Lesson 10 and 11: Naive Bayes transformed into Logistic Regression

I read the paper and this lesson notes but something was missing. I hope this is right and if so it can help others to fill the gaps I had myself regarding this lesson.

With Naive Bayes we obtain probabilities [0…1]

Prob(class=1|document) = P(1|d)
or
Prob(class=0|document) = P(0|d)

If we divide them, we have

y = P(1|d) / P(0|d) with values [0…inf] * being
y>1 -> class=1
y<1 -> class=0

  • It will never be inf because we will add something later
    that will make P(0|d) > 0

That’s all for operations on the left side of the equation.

On the right side we have

P(1|d) = P(d|1)*P(c=1) / P(d)
and
P(0|d) = P(d|0)*P(c=0) / P(d)

Dividing them

y = P(1|d) / P(0|d)

y = P(d|1)*P(c=1) / P(d|0)*P(c=0)

being

P(d|1)= product(fi * P(fi|1)) = ∏ (fi * P(fi|1))
P(d|0)= product(fi * P(fi|0)) = ∏ (fi * P(fi|0))

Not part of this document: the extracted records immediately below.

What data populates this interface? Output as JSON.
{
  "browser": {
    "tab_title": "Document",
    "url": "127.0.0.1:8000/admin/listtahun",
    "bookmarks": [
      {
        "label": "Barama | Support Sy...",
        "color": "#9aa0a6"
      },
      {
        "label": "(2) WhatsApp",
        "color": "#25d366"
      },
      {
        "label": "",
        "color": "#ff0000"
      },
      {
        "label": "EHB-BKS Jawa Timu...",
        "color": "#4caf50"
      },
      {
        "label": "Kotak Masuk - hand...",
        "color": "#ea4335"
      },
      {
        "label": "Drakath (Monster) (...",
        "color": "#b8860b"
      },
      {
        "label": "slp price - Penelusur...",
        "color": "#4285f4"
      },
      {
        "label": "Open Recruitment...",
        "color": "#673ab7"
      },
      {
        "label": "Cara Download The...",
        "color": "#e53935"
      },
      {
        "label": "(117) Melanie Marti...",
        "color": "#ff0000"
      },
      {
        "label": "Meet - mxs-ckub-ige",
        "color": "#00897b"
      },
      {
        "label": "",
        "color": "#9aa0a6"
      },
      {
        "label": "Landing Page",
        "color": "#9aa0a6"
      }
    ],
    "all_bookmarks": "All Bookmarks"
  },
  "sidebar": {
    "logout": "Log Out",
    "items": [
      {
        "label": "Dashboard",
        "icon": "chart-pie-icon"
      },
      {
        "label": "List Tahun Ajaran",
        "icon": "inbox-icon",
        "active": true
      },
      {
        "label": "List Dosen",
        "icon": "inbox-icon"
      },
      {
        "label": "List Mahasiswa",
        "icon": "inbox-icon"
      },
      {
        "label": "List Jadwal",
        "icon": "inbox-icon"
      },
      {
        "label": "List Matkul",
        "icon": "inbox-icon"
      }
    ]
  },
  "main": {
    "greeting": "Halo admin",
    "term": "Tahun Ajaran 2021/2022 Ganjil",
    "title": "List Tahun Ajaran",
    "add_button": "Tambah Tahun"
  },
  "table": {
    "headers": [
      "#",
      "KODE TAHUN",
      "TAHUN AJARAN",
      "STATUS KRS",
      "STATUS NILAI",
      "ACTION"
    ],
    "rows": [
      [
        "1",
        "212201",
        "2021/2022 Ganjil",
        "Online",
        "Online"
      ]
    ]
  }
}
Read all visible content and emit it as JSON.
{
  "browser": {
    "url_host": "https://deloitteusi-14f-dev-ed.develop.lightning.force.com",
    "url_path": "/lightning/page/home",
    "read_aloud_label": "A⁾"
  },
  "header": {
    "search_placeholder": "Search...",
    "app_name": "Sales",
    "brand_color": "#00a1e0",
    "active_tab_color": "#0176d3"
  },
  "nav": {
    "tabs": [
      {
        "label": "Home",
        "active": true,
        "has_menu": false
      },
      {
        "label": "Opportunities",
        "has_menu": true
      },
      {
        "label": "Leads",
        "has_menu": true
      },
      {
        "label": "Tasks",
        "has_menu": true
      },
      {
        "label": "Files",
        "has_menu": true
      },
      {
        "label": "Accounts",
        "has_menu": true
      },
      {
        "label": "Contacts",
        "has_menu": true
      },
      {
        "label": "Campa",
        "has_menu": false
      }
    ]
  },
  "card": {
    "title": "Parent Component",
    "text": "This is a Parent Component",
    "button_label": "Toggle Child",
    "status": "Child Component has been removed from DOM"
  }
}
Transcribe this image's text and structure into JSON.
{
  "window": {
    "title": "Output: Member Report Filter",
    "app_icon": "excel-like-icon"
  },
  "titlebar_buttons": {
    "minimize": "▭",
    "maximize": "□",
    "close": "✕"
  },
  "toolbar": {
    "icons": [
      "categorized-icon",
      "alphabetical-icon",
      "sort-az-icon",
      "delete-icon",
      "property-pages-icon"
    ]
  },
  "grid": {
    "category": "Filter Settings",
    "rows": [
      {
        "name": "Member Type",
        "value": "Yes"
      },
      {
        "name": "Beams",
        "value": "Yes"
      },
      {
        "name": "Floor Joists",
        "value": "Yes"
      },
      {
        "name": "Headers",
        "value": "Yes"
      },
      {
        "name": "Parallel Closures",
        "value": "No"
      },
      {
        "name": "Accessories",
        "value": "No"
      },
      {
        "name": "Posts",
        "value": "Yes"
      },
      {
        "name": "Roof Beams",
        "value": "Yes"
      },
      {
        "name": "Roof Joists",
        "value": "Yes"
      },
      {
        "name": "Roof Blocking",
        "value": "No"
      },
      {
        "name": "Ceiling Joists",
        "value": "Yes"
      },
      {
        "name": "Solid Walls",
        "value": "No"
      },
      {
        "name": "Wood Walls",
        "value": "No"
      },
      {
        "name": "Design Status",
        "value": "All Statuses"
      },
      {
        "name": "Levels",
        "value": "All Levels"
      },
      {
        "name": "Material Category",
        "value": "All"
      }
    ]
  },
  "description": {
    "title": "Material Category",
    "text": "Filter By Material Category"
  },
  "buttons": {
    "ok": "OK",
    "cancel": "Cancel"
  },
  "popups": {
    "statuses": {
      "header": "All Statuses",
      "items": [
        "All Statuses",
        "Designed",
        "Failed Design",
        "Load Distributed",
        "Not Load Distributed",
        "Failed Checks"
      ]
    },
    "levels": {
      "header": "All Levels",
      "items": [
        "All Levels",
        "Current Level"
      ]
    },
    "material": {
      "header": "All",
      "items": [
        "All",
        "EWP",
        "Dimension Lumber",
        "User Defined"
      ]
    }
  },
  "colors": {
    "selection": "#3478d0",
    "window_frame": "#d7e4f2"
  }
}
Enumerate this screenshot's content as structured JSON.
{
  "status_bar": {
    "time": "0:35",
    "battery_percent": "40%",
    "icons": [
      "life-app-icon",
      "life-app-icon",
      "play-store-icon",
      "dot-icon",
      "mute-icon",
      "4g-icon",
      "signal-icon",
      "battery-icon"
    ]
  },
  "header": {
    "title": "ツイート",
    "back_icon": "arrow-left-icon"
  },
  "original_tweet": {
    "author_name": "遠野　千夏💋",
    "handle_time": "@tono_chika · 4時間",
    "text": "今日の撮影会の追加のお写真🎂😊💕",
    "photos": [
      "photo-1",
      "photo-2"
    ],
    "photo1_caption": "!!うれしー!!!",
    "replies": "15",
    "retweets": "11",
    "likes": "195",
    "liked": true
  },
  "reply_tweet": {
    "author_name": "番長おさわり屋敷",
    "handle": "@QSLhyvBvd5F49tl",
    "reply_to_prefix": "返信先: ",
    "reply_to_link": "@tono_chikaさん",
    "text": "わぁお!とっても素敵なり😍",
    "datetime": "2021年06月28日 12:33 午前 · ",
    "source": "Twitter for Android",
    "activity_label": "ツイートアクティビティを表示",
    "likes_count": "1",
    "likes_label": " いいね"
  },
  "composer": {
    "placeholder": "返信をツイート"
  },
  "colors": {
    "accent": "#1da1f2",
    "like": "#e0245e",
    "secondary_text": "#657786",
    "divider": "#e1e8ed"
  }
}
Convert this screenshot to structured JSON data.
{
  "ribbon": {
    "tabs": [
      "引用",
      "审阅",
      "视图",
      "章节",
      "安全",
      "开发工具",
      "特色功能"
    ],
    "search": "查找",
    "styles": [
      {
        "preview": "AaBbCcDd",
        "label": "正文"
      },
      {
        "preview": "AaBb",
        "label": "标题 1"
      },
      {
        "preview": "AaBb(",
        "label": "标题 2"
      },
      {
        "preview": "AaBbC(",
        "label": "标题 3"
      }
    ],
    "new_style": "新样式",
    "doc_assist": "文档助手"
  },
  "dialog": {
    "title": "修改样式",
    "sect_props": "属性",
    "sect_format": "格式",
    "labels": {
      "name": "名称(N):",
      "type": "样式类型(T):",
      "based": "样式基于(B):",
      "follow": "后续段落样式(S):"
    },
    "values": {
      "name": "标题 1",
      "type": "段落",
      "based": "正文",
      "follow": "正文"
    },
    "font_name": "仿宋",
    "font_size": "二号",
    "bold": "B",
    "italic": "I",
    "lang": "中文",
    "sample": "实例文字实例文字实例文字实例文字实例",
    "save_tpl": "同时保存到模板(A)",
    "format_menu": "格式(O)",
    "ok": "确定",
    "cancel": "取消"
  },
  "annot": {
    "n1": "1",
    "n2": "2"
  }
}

The ∏ is across all the fi contained in d (doc=d)
However the P(fi|1) and P(fi|0) are across all documents (D) (vertically)

and

P(c=1)= sum(cases with c=1) / N_cases_c=1
P(c=0)= sum(cases with c=0) / N_cases_c=0 = 1-P(c=1)

The trick mentioned before is that we will introduce 2 rows in our data matrix D

c=0  f=[1,1,1,......]
c=1  f=[1,1,1,......]

Dividing them

P(1|d) / P(0|d) = ∏ ( (P(d|1)/P(d|0)) * (P(c=1) / P(c=0)) )

If we define

pi = P(fi|1) = ∑ (fi when c=1) / N_c=1 (across all documents)
qi = P(fi|0) = ∑ (fi when c=0) / N_c=0 (across all documents)

P(d|1) = ∏ fi * P(fi|1) = ∏ fi * pi
P(d|0) = ∏ fi * P(fi|0) = ∏ fi * qi

then

P(1|d) / P(0|d) = ∏ ( (pi/qi) * (P(c=1) / P(c=0)) )

Now we take logs

log(P(1|d) / P(0|d)) =
= log (∏ ( (pi/qi) * (P(c=1) / P(c=0)) ) )
= log (∏ ( (pi/qi) + log(P(c=1) / P(c=0))
= ∑ log(pi/qi) + log(P(c=1) / P(c=0))
= ∑ ri + b

for i in elements of d (for ∏ and ∑)

Which seems very much like

pre_prediction = wi @ ri + b

being:

  • wi the fi elements in d
  • ri across all documents
  • @ is matrix multiplication
  • b is an escalar

because pre_prediction is a log(P(1|d) / P(0|d))
if pre_prediction >0 -> prediction=1
otherwise -> prediction=0

So we have transformed

  • probabilities into a ratio of probabilities (and then taken the logs)
  • a product (∏) into a summation (∑) by taking the logs
  • Naive Bayes equations into something very similar to Logistic Regression

I also created a public sheet (I was missing it on the course material) in order to calculate and play with all the stuff myself.


You can copy it & play from here

Corrections and additions are welcome.


Issue:
We have
pre_prediction = wi @ ri + b
pre_prediction = log(P(1|d) / P(0|d)) = ∑ ri + b

BUT, that is true ONLY if the fi elements in
d = [ f1, f2, f3, …]
are binary, that is, either 1 or 0.

That may/would explain why using the binary form of the features matrix produces slightly better results. I’d say, it is not better, the problem is that wi @ ri + b is not fully correct and therefore produces worse results.

I hope someone could explain this difference.

1 Like

Also noticed this (“is true ONLY if the fi elements in are binary”), glad to find the confirmation from somebody else.

Unfortunately, I didn’t get the part where Jeremy combines Naive Bayes with Logistic Regression. Result is better with this approach and it is something that has to do with regularization. Can anybody explain this part in more detail, please?